Menurut cerita rakyat, misalnya, gunung lumpur diakibatkan oleh ular raksasa yang bergerak dari laut sehingga lumpurnya asin karena membawa garam. Aspek edukasi juga bisa menampilkan proses evolusi Lusi selama 16 tahun. Bahkan, kontroversi penyebab Lusi juga bisa menjadi daya tarik tersendiri dan mengandung muatan edukasi untuk masyarakat.
Burhannudinnur menambahkan, ikhtiar pengembangan wisata geologi Lusi juga harus disertai dengan pemetaan risiko, termasuk degradasi sumber daya geologi. Degradasi sumber daya geologi ini biasanya berbanding terbalik dengan pengembangan pariwisata. Semakin dieksploitasi untuk obyek wisata, nilai degradasinya semakin tinggi.
”Secara keseluruhan, Lusi memenuhi asesmen untuk ditetapkan sebagai warisan geologi. Meski demikian, diperlukan kajian terintegrasi dan tindak lanjut pemerintah, serta dukungan pemangku kepentingan lainnya,” ucapnya.
Proses panjang
Sementara itu, Subkoordinator Geologi Dasar dan Terapan di Pusat Studi Geologi Badan Geologi Kementerian Energi dan Sumber Daya Mineral (ESDM) Aries Kusworo mengatakan, mengacu pada peraturan Menteri ESDM No 1/2020, Lusi berpeluang dikembangkan sebagai geowisata atau wisata bumi dan geopark atau taman bumi.
Untuk menjadi geopark, harus ada penetapan warisan geologi terlebih dulu. Prosesnya panjang dan harus diusulkan oleh Gubernur Jatim. Usulan penetapan Lusi sebagai warisan geologi (geoheritage) disampaikan ke Kementerian ESDM, disertai hasil kajian tentang keragaman geologinya (geodiversity).
”Setelah itu Kementerian ESDM akan memverifikasi dan hasilnya dituangkan dalam bentuk keputusan menteri sehingga berkekuatan hukum. Konsekuensi dari penetapan warisan geologi, pemda dan masyarakat harus melestarikan, menjaga dari kerusakan, dan mendatangkan manfaat bagi masyarakat,” ujar Aries.
Salah satu cara mendatangkan manfaat bagi masyarakat ialah dengan menjadikannya destinasi wisata geologi (geowisata).
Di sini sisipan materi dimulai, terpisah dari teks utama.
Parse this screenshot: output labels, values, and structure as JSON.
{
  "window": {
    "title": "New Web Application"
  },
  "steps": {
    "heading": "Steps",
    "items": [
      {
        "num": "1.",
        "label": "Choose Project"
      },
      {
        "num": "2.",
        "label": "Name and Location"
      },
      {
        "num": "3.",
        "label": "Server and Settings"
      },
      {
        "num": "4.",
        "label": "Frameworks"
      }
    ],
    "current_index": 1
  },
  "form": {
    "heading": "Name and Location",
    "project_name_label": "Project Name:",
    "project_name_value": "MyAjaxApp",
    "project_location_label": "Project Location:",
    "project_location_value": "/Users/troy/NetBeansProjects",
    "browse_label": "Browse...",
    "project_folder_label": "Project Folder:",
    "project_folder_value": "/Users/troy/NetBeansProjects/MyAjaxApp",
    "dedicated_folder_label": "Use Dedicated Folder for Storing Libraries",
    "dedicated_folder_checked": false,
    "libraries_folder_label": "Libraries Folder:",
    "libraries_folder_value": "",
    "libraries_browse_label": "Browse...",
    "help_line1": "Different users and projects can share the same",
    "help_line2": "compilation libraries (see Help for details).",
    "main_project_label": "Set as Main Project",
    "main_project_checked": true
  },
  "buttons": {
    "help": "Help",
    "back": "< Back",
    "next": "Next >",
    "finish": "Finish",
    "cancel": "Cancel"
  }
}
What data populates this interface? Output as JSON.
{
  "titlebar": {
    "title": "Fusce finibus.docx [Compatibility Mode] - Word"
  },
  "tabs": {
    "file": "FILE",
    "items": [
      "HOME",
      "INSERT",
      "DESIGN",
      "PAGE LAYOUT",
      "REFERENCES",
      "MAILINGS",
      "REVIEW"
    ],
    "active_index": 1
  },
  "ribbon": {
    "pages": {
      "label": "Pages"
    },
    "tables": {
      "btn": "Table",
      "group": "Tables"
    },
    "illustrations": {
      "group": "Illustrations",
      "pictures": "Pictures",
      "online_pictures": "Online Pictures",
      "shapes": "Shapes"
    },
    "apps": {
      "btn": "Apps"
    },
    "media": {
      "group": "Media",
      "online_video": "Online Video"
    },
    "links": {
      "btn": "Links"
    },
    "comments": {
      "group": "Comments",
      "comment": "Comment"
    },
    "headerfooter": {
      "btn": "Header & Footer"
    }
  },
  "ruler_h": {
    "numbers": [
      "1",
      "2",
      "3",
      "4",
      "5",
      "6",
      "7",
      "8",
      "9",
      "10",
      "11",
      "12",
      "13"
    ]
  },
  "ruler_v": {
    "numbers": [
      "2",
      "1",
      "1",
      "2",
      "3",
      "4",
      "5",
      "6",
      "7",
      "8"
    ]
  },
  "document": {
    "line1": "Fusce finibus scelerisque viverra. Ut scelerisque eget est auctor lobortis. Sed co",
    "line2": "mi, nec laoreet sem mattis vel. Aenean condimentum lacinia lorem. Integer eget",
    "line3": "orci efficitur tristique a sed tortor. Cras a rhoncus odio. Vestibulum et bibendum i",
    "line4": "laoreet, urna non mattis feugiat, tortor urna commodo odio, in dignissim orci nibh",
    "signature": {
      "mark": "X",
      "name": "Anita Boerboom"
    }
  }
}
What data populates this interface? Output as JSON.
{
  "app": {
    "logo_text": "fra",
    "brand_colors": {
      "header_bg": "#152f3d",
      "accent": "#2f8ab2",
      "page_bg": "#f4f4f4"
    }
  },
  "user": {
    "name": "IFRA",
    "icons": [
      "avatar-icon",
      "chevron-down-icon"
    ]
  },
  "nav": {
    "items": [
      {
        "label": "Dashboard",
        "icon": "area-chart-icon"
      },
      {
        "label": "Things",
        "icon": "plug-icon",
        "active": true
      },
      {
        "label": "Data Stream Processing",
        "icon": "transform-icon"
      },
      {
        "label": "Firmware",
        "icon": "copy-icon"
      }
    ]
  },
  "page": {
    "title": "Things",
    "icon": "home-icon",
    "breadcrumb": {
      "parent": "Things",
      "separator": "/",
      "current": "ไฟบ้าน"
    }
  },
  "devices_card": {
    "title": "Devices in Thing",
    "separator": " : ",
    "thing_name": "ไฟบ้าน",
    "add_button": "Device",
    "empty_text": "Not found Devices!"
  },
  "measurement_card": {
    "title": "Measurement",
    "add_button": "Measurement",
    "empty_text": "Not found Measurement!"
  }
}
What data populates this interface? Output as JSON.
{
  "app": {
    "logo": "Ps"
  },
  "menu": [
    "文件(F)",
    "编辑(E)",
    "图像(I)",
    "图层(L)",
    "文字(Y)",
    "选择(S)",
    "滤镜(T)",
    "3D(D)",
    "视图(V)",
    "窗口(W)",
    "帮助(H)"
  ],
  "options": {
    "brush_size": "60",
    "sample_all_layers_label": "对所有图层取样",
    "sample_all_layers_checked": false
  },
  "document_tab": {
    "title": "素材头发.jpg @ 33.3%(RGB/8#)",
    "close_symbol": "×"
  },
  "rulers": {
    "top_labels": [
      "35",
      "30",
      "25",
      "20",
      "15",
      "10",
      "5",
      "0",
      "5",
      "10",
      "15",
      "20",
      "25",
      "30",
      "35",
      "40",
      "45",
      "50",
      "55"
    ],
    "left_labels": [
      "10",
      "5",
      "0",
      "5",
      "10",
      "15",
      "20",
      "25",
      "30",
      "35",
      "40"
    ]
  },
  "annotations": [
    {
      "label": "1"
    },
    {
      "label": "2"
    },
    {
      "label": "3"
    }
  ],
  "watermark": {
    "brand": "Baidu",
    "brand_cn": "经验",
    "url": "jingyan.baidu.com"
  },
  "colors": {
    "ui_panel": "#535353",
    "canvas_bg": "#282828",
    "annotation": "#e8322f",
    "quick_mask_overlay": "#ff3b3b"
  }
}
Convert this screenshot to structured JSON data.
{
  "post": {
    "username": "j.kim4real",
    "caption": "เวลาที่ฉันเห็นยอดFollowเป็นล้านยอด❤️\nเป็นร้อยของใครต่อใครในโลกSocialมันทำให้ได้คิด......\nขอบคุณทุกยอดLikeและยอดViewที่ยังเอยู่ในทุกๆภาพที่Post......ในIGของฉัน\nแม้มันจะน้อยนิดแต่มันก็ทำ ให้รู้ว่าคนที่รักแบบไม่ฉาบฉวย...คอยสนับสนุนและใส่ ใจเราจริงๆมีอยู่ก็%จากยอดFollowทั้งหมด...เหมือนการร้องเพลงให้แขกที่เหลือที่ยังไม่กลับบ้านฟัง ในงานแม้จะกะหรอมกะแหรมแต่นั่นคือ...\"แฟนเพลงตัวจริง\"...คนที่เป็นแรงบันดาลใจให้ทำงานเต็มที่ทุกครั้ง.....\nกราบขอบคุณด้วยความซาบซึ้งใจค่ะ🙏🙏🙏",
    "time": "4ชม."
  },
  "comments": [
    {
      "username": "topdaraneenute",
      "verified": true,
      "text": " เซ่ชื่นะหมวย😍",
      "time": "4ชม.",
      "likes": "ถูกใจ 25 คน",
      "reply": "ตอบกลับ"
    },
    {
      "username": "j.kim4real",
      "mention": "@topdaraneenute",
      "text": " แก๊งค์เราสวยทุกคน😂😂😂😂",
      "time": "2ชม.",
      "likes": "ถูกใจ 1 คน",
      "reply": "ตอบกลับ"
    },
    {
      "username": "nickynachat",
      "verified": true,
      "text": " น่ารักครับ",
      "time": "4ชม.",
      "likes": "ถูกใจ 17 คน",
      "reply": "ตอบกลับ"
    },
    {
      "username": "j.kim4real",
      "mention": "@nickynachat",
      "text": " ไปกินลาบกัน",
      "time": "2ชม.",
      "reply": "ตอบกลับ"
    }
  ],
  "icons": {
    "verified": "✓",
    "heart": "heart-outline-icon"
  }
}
Aries mengatakan, terkait Lusi, Pemprov Jatim harus mempertimbangkan dengan matang, apakah akan dikembangkan menjadi geowisata atau geopark.
Berpijak pada pendapat yang disampaikan para pakar, semburan Lusi berpotensi besar dikembangkan menjadi warisan geologi atau destinasi wisata bumi. Namun, di luar urusan yang terkait dengan kebumian, masih banyak pekerjaan rumah yang harus dituntaskan.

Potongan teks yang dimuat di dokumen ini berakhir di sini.